FWP

FREE WRITING PROSPECTUS

Filed Pursuant to Rule 433

Registration No. 333-193828

June 30, 2016

WESTERN GAS PARTNERS, LP

 

Issuer:    Western Gas Partners, LP
Security Type:    Senior Unsecured Notes
Legal Format:    SEC Registered
Pricing Date:    June 30, 2016
Settlement Date (T+7):    July 12, 2016
Net Proceeds After Expenses:    $495,530,000
Maturity Date:    July 1, 2026
Principal Amount:    $500,000,000
Benchmark Treasury:    1.625% due May 15, 2026
Benchmark Price / Yield:    101-11+ / 1.476%
Spread to Benchmark:    T+320 bps
Yield to Worst/Maturity:    4.676%
Coupon:    4.650%
Public Offering Price:    99.796%
Optional Redemption:    Redeemable at any time before April 1, 2026 in an amount equal to the principal amount plus a make-whole premium, using a discount rate of T + 50 bps, plus accrued and unpaid interest. Redeemable at any time on or after April 1, 2026 in an amount equal to the principal amount plus accrued and unpaid interest.
Interest Payment Dates:    January 1 and July 1, beginning on January 1, 2017
CUSIP / ISIN:    958254 AF1 / US958254AF13
Joint Book-Running Managers:   

Deutsche Bank Securities Inc.

Mizuho Securities USA Inc.

Barclays Capital Inc.

Citigroup Global Markets Inc.

PNC Capital Markets LLC

TD Securities (USA) LLC

Wells Fargo Securities, LLC

Co-Managers:   

Credit Suisse Securities (USA) LLC

Goldman, Sachs & Co.

Morgan Stanley & Co. LLC

RBC Capital Markets, LLC


Pro Forma Ratio of Earnings to Fixed Charges

For the year ended December 31, 2015 and the three months ended March 31, 2016, our ratio of earnings to fixed charges, on a pro forma basis giving effect to this offering and the application of the net proceeds therefrom as described in the Preliminary Prospectus Supplement (as defined below) under the heading “Use of Proceeds,” would have been 1.4x and 4.1x, respectively.

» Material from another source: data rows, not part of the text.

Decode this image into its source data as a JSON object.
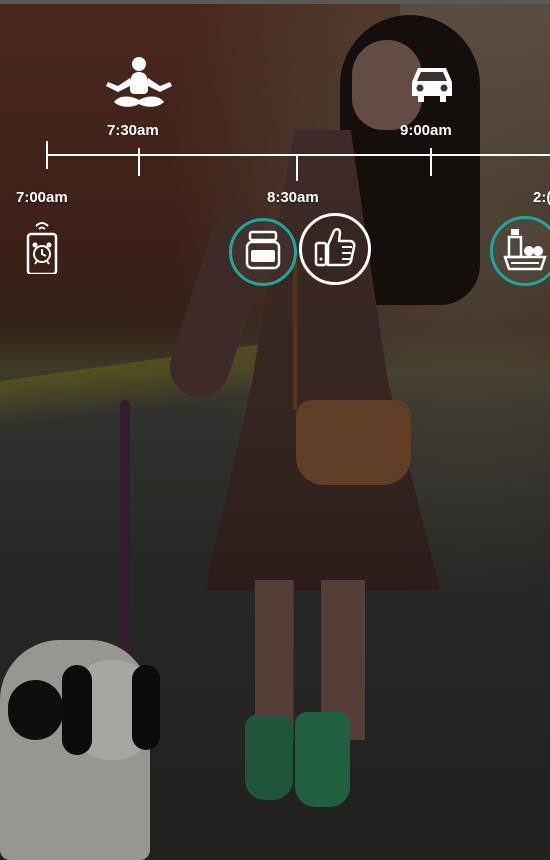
{
  "timeline": {
    "labels": {
      "t0700": "7:00am",
      "t0730": "7:30am",
      "t0830": "8:30am",
      "t0900": "9:00am",
      "t_partial": "2:("
    },
    "line_color": "#ffffff",
    "accent_color": "#1aa99a"
  },
  "icons": {
    "meditation": "meditation-icon",
    "car": "car-icon",
    "alarm_phone": "alarm-phone-icon",
    "jar": "jar-icon",
    "thumbs_up": "thumbs-up-icon",
    "groceries": "groceries-icon"
  }
}
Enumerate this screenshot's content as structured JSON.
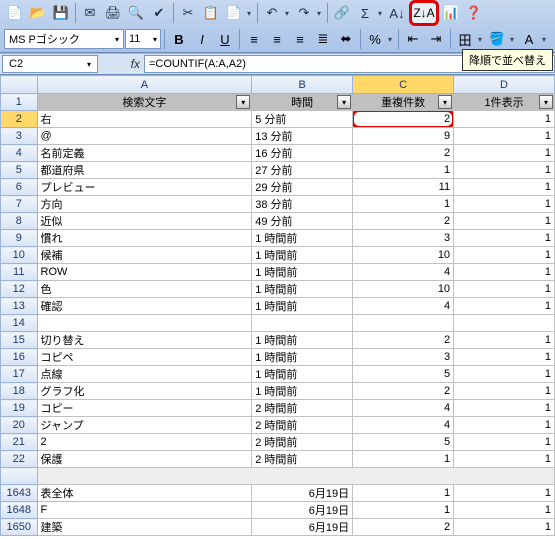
{
  "toolbar1_icons": [
    "📄",
    "📂",
    "💾",
    "✉",
    "🖨",
    "🔍",
    "✔",
    "✂",
    "📋",
    "📄",
    "↶",
    "↷",
    "🔗",
    "Σ",
    "A↓",
    "Z↓",
    "📊",
    "❓"
  ],
  "sort_desc_label": "Z↓A",
  "font": {
    "name": "MS Pゴシック",
    "size": "11"
  },
  "fmt_btns": {
    "bold": "B",
    "italic": "I",
    "underline": "U"
  },
  "align_icons": [
    "≡",
    "≡",
    "≡",
    "≣",
    "⬌"
  ],
  "money_icon": "%",
  "indent_icons": [
    "⇤",
    "⇥"
  ],
  "border_icon": "田",
  "fill_icon": "🪣",
  "fontcolor_icon": "A",
  "tooltip": "降順で並べ替え",
  "name_box": "C2",
  "fx": "fx",
  "formula": "=COUNTIF(A:A,A2)",
  "col_heads": [
    "A",
    "B",
    "C",
    "D"
  ],
  "headers": {
    "A": "検索文字",
    "B": "時間",
    "C": "重複件数",
    "D": "1件表示"
  },
  "rows": [
    {
      "n": "1"
    },
    {
      "n": "2",
      "A": "右",
      "B": "5 分前",
      "C": "2",
      "D": "1"
    },
    {
      "n": "3",
      "A": "@",
      "B": "13 分前",
      "C": "9",
      "D": "1"
    },
    {
      "n": "4",
      "A": "名前定義",
      "B": "16 分前",
      "C": "2",
      "D": "1"
    },
    {
      "n": "5",
      "A": "都道府県",
      "B": "27 分前",
      "C": "1",
      "D": "1"
    },
    {
      "n": "6",
      "A": "プレビュー",
      "B": "29 分前",
      "C": "11",
      "D": "1"
    },
    {
      "n": "7",
      "A": "方向",
      "B": "38 分前",
      "C": "1",
      "D": "1"
    },
    {
      "n": "8",
      "A": "近似",
      "B": "49 分前",
      "C": "2",
      "D": "1"
    },
    {
      "n": "9",
      "A": "慣れ",
      "B": "1 時間前",
      "C": "3",
      "D": "1"
    },
    {
      "n": "10",
      "A": "候補",
      "B": "1 時間前",
      "C": "10",
      "D": "1"
    },
    {
      "n": "11",
      "A": "ROW",
      "B": "1 時間前",
      "C": "4",
      "D": "1"
    },
    {
      "n": "12",
      "A": "色",
      "B": "1 時間前",
      "C": "10",
      "D": "1"
    },
    {
      "n": "13",
      "A": "確認",
      "B": "1 時間前",
      "C": "4",
      "D": "1"
    },
    {
      "n": "14",
      "A": "",
      "B": "",
      "C": "",
      "D": ""
    },
    {
      "n": "15",
      "A": "切り替え",
      "B": "1 時間前",
      "C": "2",
      "D": "1"
    },
    {
      "n": "16",
      "A": "コピペ",
      "B": "1 時間前",
      "C": "3",
      "D": "1"
    },
    {
      "n": "17",
      "A": "点線",
      "B": "1 時間前",
      "C": "5",
      "D": "1"
    },
    {
      "n": "18",
      "A": "グラフ化",
      "B": "1 時間前",
      "C": "2",
      "D": "1"
    },
    {
      "n": "19",
      "A": "コピー",
      "B": "2 時間前",
      "C": "4",
      "D": "1"
    },
    {
      "n": "20",
      "A": "ジャンプ",
      "B": "2 時間前",
      "C": "4",
      "D": "1"
    },
    {
      "n": "21",
      "A": "2",
      "B": "2 時間前",
      "C": "5",
      "D": "1"
    },
    {
      "n": "22",
      "A": "保護",
      "B": "2 時間前",
      "C": "1",
      "D": "1"
    }
  ],
  "gap_rows": [
    {
      "n": "1643",
      "A": "表全体",
      "B": "6月19日",
      "C": "1",
      "D": "1"
    },
    {
      "n": "1648",
      "A": "F",
      "B": "6月19日",
      "C": "1",
      "D": "1"
    },
    {
      "n": "1650",
      "A": "建築",
      "B": "6月19日",
      "C": "2",
      "D": "1"
    }
  ],
  "row13_override": {
    "A": "確認",
    "B": "1 時間前",
    "C": "4",
    "D": "1"
  }
}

The Issuer has filed a registration statement (including a prospectus) with the U.S. Securities and Exchange Commission (the “SEC”) for the offering to which this communication relates. Before you invest, you should read the prospectus in that registration statement and other documents the Issuer has filed with the SEC for more complete information about the Issuer and this offering. You may get these documents for free by visiting EDGAR on the SEC web site at http://www.sec.gov. Alternatively, the Issuer, any underwriter or any dealer participating in the offering will arrange to send you the prospectus if you request it by calling Deutsche Bank Securities Inc. toll-free at 1-800-503-4611 or Mizuho Securities USA Inc. toll-free at 1-866-271-7403.

This Pricing Supplement is qualified in its entirety by reference to the Preliminary Prospectus Supplement dated June 30, 2016 (the “Preliminary Prospectus Supplement”). The information in this Pricing Supplement supplements the Preliminary Prospectus Supplement and supersedes the information in the Preliminary Prospectus Supplement to the extent inconsistent with the information in the Preliminary Prospectus Supplement.